Mr Mallon emailed the HR department explaining that he would like to apply for the role, and he attached his CV. The CV explained that he had dyspraxia and gave some information about how dyspraxia affects people generally. In bold and capitals, Mr Mallon asked on the CV whether "BECAUSE OF MY DISABILITY" he could do "AN ORAL APPLICATION" as "A 5 TO 10 MIN PHONECALL TO TALK ABOUT MY EXPERIENCE". AECOM's senior HR adviser, Mrs Parker, emailed back, explaining that he would have to complete the online application but that, if he had concerns about filling out the form, he should let them know. During their email correspondence, Mrs Parker asked Mr Mallon on several occasions to tell her which parts of the form he was finding difficult, and said that he could have assistance to complete the form. They carried on emailing each other, Mr Mallon explaining that he was happy to do the online form over the telephone and that he would prefer to make an oral application, while Mrs Parker repeated that he needed to complete the form but that he should let them know if he was struggling. Mr Mallon never explained what aspects of the form he was struggling with, nor did he tell Mrs Parker that he could not create the personal profile and log onto the form. Neither of them called the other. Mr Mallon said that this was because, in light of an experience with a previous employer, he was scared of being laughed at.
Mr Mallon was not offered the job. He claimed in the employment tribunal that AECOM had failed to make reasonable adjustments. The tribunal upheld his claim, finding that the requirements to create a personal account to access the online application form and to answer questions on the online form put Mr Mallon at a substantial disadvantage in that, because of his dyspraxia, he was too anxious to provide a username and password so that he could access the form. It would, the tribunal held, have been a reasonable adjustment to allow Mr Mallon to make an oral application by telephone.
In making this finding, the tribunal had to consider whether AECOM either knew about the disadvantage to Mr Mallon or whether it had constructive knowledge – it should reasonably have known – about the disadvantage. It held that AECOM did not have actual knowledge of the disadvantage: although it knew that he had difficulty in filling in the online application form because of his dyspraxia, it did not know more than that because Mr Mallon had not identified the specific reasons why completing the online form caused him a particular difficulty. However, the tribunal found that AECOM did have constructive knowledge of the disadvantage: it ought to have known that he was at a substantial disadvantage because it ought to have telephoned him to ask for more details. The tribunal considered that, given Mr Mallon's difficulties with written communication, it was not reasonable to expect him to explain by email.
AECOM appealed to the EAT arguing (among other things) that the tribunal had erred in finding that AECOM had constructive knowledge of the effects of Mr Mallon's dyspraxia.
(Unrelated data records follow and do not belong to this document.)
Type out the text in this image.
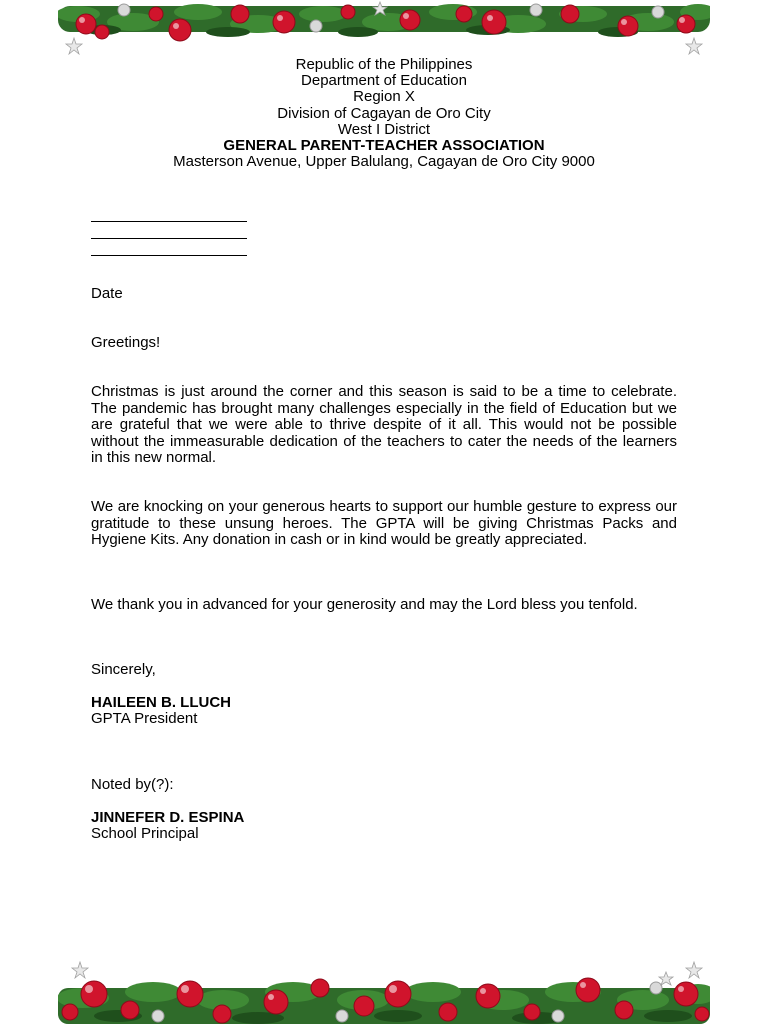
Republic of the Philippines
Department of Education
Region X
Division of Cagayan de Oro City
West I District
GENERAL PARENT-TEACHER ASSOCIATION
Masterson Avenue, Upper Balulang, Cagayan de Oro City 9000
Date
Greetings!
Christmas is just around the corner and this season is said to be a time to celebrate. The pandemic has brought many challenges especially in the field of Education but we are grateful that we were able to thrive despite of it all. This would not be possible without the immeasurable dedication of the teachers to cater the needs of the learners in this new normal.
We are knocking on your generous hearts to support our humble gesture to express our gratitude to these unsung heroes. The GPTA will be giving Christmas Packs and Hygiene Kits. Any donation in cash or in kind would be greatly appreciated.
We thank you in advanced for your generosity and may the Lord bless you tenfold.
Sincerely,
HAILEEN B. LLUCH
GPTA President
Noted by(?):
JINNEFER D. ESPINA
School Principal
The EAT dismissed AECOM's appeal on this ground of appeal. Referring to existing case law, the EAT noted that the obligation to make reasonable adjustments is not triggered if the employer does not know, and could not reasonably be expected to know, both that a) the employee has a disability and b) that the employee is likely to be placed at the particular disadvantage. The employer is required to make reasonable enquiries and what is "reasonable" will depend on all the circumstances. Mr Mallon had not responded to several requests to explain his difficulties, and the only explanation for this was that he was having problems with written communication. It had therefore been reasonable for the tribunal to have concluded that AECOM should, under these circumstances, have picked up the phone and called Mr Mallon for more information. If it had done so, Mr Mallon would have explained the details, and AECOM would have known about his particular difficulties and been under the duty to make reasonable adjustments.
AECOM was successful on another ground of appeal, and the case was remitted to the employment tribunal.
WHAT DOES THIS MEAN FOR EMPLOYERS?
If employers think it's possible that an employee or a job applicant may have a disability, best practice is to be proactive in finding out about the health condition and about the effect that the disability may have on them. The onus is on the employer to make enquiries. If employers are not proactive, they may inadvertently discriminate against job applicants or employees with disabilities by failing to make reasonable adjustments or discriminating against them for a reason arising from a disability.